Lidi: ordini di smontaggio a effetto domino, ma tra un mese si apre

GALLIPOLI – Chiedono tavoli aperti nei consigli comunali, chiedono al sindaco e alle istituzioni coinvolte di aprire un tavolo tecnico. Perché una soluzione, a un mese e mezzo dall’avvio delle attività, va trovata.
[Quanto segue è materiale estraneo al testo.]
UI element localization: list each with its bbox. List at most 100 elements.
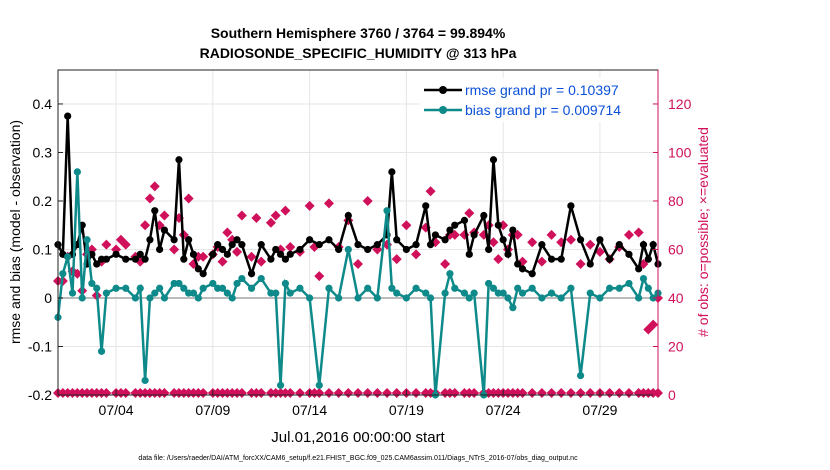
obs-count-marker — [527, 237, 538, 248]
obs-count-marker — [120, 239, 131, 250]
series-point-rmse — [156, 245, 164, 254]
series-point-rmse — [306, 236, 314, 244]
series-point-rmse — [431, 231, 440, 239]
series-point-rmse — [615, 241, 623, 249]
obs-count-marker — [648, 319, 659, 330]
x-tick-label: 07/04 — [99, 402, 134, 418]
series-point-rmse — [576, 236, 585, 244]
obs-count-marker — [633, 227, 644, 238]
obs-count-marker — [270, 210, 281, 221]
series-point-bias — [247, 284, 256, 292]
series-point-rmse — [344, 211, 352, 220]
series-point-bias — [538, 294, 546, 302]
series-point-rmse — [451, 221, 459, 229]
series-point-rmse — [325, 236, 333, 244]
y-tick-label-right: 60 — [668, 241, 684, 257]
series-point-rmse — [185, 236, 193, 244]
series-point-bias — [180, 284, 188, 292]
y-tick-label-right: 40 — [668, 290, 684, 306]
series-point-rmse — [441, 236, 449, 244]
series-point-rmse — [141, 255, 149, 263]
series-point-rmse — [494, 221, 502, 229]
series-point-rmse — [180, 255, 188, 263]
series-point-bias — [393, 289, 401, 297]
series-point-rmse — [223, 250, 231, 258]
series-point-bias — [344, 245, 352, 254]
series-point-rmse — [393, 236, 401, 244]
series-point-rmse — [586, 260, 594, 268]
x-tick-label: 07/19 — [389, 402, 424, 418]
series-point-bias — [596, 294, 604, 302]
series-point-rmse — [547, 255, 556, 263]
series-point-bias — [451, 284, 459, 292]
series-point-bias — [68, 289, 77, 297]
series-point-rmse — [131, 255, 140, 263]
series-point-bias — [131, 294, 140, 302]
series-point-bias — [286, 289, 294, 297]
series-point-bias — [576, 371, 585, 380]
series-point-bias — [606, 284, 614, 292]
series-point-bias — [325, 284, 333, 292]
series-point-rmse — [102, 255, 110, 263]
y-tick-label-left: 0 — [44, 290, 52, 306]
series-point-bias — [146, 294, 154, 302]
obs-count-marker — [265, 217, 276, 228]
series-point-rmse — [606, 255, 614, 263]
series-point-rmse — [175, 156, 183, 164]
series-point-bias — [412, 284, 420, 292]
series-point-rmse — [596, 236, 604, 244]
obs-count-marker — [304, 200, 315, 211]
y-axis-label-left: rmse and bias (model - observation) — [7, 120, 23, 344]
series-point-rmse — [335, 245, 343, 254]
series-point-bias — [460, 289, 469, 297]
series-point-bias — [175, 279, 183, 288]
x-axis-label: Jul.01,2016 00:00:00 start — [271, 429, 445, 446]
series-point-rmse — [315, 241, 323, 249]
series-point-bias — [160, 294, 169, 302]
obs-count-marker — [623, 229, 634, 240]
series-point-rmse — [465, 250, 473, 258]
x-tick-label: 07/29 — [582, 402, 617, 418]
series-point-rmse — [160, 226, 169, 234]
series-point-bias — [499, 289, 507, 297]
series-point-bias — [383, 207, 391, 215]
series-point-bias — [93, 284, 101, 292]
series-point-bias — [136, 284, 144, 292]
obs-count-marker — [585, 239, 596, 250]
series-point-rmse — [281, 255, 290, 263]
series-point-rmse — [247, 270, 256, 278]
series-point-bias — [567, 284, 575, 292]
series-point-bias — [373, 294, 381, 302]
obs-count-marker — [198, 251, 209, 262]
series-point-bias — [354, 294, 362, 302]
series-point-rmse — [480, 211, 488, 220]
obs-count-marker — [391, 254, 402, 265]
series-point-bias — [335, 294, 343, 302]
series-point-bias — [156, 284, 164, 292]
series-point-bias — [644, 284, 652, 292]
series-point-bias — [88, 279, 96, 288]
obs-count-marker — [183, 193, 194, 204]
series-point-bias — [281, 279, 290, 288]
series-point-bias — [64, 253, 72, 261]
series-point-bias — [59, 270, 67, 278]
obs-count-marker — [222, 227, 233, 238]
legend-rmse-label: rmse grand pr = 0.10397 — [465, 82, 619, 98]
chart-title: Southern Hemisphere 3760 / 3764 = 99.894… — [211, 25, 506, 41]
series-point-rmse — [64, 112, 72, 120]
series-point-rmse — [122, 255, 130, 263]
series-point-bias — [141, 376, 149, 385]
series-point-bias — [189, 289, 198, 297]
obs-count-marker — [159, 210, 170, 221]
obs-count-marker — [362, 195, 373, 206]
y-tick-label-right: 80 — [668, 193, 684, 209]
obs-count-marker — [285, 242, 296, 253]
obs-count-marker — [232, 246, 243, 257]
series-point-rmse — [199, 270, 207, 278]
series-point-bias — [233, 279, 241, 288]
series-point-rmse — [388, 168, 396, 176]
obs-count-marker — [565, 234, 576, 245]
series-point-rmse — [218, 245, 227, 254]
legend-bias-marker — [439, 106, 447, 114]
y-tick-label-right: 100 — [668, 144, 692, 160]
Sono gli imprenditori balneari della provincia di Lecce. Negli ultimi giorni a Gallipoli i lidi stanno “cadendo” uno dietro l’altro, a effetto domino, sotto la scure di decisioni della Soprintendenza che il Comune sta rendendo esecutive. Molti stabilimenti balneari dovrebbero smontare tutto, non possono, secondo le determine, restare in piedi per tutto l’anno.

“Noi agiamo nella legalità e secondo il rispetto delle regole, siamo i guardiani della costa tutto l’anno. Sono sicuro che una soluzione, tutti insieme, la troveremo”. Si dice fiducioso il presidente del CNA balneatori, Giuseppe Mancarella.

Sulla vicenda interviene il sindaco di Gallipoli Stefano Minerva, con una lettera a firma sua e dell’assessore al Turismo Emanuele Piccinno.

“Premesso che poco vi è da dire sul rispetto di prassi e regolari procedimenti burocratici rispetto ai quali la politica poco ha a che fare e che a volte basta poco per condannare: a tal proposito, al di là delle difficoltà e di quello che improduttivamente si possa pensare, l’attuale Amministrazione conferma la volontà ad agire per garantire il bene comune nel pieno rispetto della legalità e trasparenza. Non è dunque da dimenticare l’impegno dedicato al ‘Patto sulla Sicurezza’. In un momento di difficoltà come questo, non è in alcun modo accettabile l’indifferenza da parte di chi deve fungere da stampella in questo cammino. La nostra rete imprenditoriale è costituita da persone perbene e lungimiranti che hanno saputo investire nello sviluppo del territorio con professionalità e ragionevolezza. Per tal motivo, intendiamo esprimere a loro la più sincera vicinanza e il reale sostegno, particolarmente a coloro i quali sono stati coinvolti nella ‘vicenda smontaggio’ a cui chiediamo pazienza, appellandoci al contempo alla Regione per accelerare i tempi del Tavolo costituito sull’argomento. L’occhio vigile sulla tutela dell’ambiente e la salvaguardia del territorio deve sposare però la vision imprenditoriale: avere le strutture turistiche aperte tutto l’anno vuol dire rispettare il piano di destagionalizzazione che da due anni stiamo attuando e su
cui sono incentrati i nostri sforzi. Manifestiamo la nostra concreta presenza a tutti gli imprenditori che stanno subendo le conseguenze di una burocrazia talvolta poco chiara. Per esprimere ancora di più il nostro sentimento di vicinanza, intendiamo passare all’azione concreta invitando imprenditori, portatori di interesse, rappresentanti di categoria ad aprirsi in un ragionamento complessivo in un Tavolo Tecnico sul Turismo pubblico e allargato”.